„Von Jesus angeschaut“ – unter diesem Leitwort haben sich unsere Erstkommunionkinder auf den Versöhnungsweg gemacht.
Ausgangspunkt war die biblische Geschichte von Zachäus. In ihr wird erzählt, wie Jesus einen Menschen sieht, der von vielen anderen bereits abgeschrieben war – und ihm mit seinem Blick neues Vertrauen und einen neuen Anfang schenkt.
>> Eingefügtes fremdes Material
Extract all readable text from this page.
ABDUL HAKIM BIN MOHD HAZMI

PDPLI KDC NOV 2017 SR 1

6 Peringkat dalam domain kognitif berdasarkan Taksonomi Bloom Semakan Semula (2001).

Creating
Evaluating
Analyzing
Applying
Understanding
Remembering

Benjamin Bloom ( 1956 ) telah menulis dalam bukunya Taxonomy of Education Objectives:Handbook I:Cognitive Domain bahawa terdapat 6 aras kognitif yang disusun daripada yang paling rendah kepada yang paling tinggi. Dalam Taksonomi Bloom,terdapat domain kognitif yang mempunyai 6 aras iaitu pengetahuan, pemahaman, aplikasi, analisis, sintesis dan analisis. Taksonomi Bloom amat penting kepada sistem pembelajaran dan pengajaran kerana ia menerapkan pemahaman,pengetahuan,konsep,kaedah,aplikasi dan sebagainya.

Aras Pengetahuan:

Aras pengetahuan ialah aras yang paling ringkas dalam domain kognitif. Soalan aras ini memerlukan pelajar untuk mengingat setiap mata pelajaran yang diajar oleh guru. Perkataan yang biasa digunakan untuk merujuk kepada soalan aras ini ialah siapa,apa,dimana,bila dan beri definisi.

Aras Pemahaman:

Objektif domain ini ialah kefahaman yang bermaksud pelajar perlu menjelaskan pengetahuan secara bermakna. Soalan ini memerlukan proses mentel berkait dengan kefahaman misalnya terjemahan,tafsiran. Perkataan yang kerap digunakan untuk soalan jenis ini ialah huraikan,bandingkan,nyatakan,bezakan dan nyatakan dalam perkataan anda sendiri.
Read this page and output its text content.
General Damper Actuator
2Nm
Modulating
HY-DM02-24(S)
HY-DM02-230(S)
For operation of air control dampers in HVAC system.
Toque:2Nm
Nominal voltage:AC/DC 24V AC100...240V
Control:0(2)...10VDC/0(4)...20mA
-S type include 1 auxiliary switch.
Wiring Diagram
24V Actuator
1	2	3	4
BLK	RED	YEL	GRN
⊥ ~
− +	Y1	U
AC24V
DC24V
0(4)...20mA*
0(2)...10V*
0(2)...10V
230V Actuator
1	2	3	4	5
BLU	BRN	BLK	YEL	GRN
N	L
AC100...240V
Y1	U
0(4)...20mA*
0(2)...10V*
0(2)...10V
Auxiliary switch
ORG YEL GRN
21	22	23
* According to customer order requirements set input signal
Auch unser Leben spielt sich in Beziehungen ab: in der Familie, in der Schule, mit Freunden und natürlich auch in unserer Beziehung zu Gott. Wo Menschen zusammenleben, kommt es immer wieder zu kleinen und großen Verletzungen. Worte sind schnell ausgesprochen, Streit entsteht, und manchmal merken wir erst später, dass wir jemandem wehgetan haben.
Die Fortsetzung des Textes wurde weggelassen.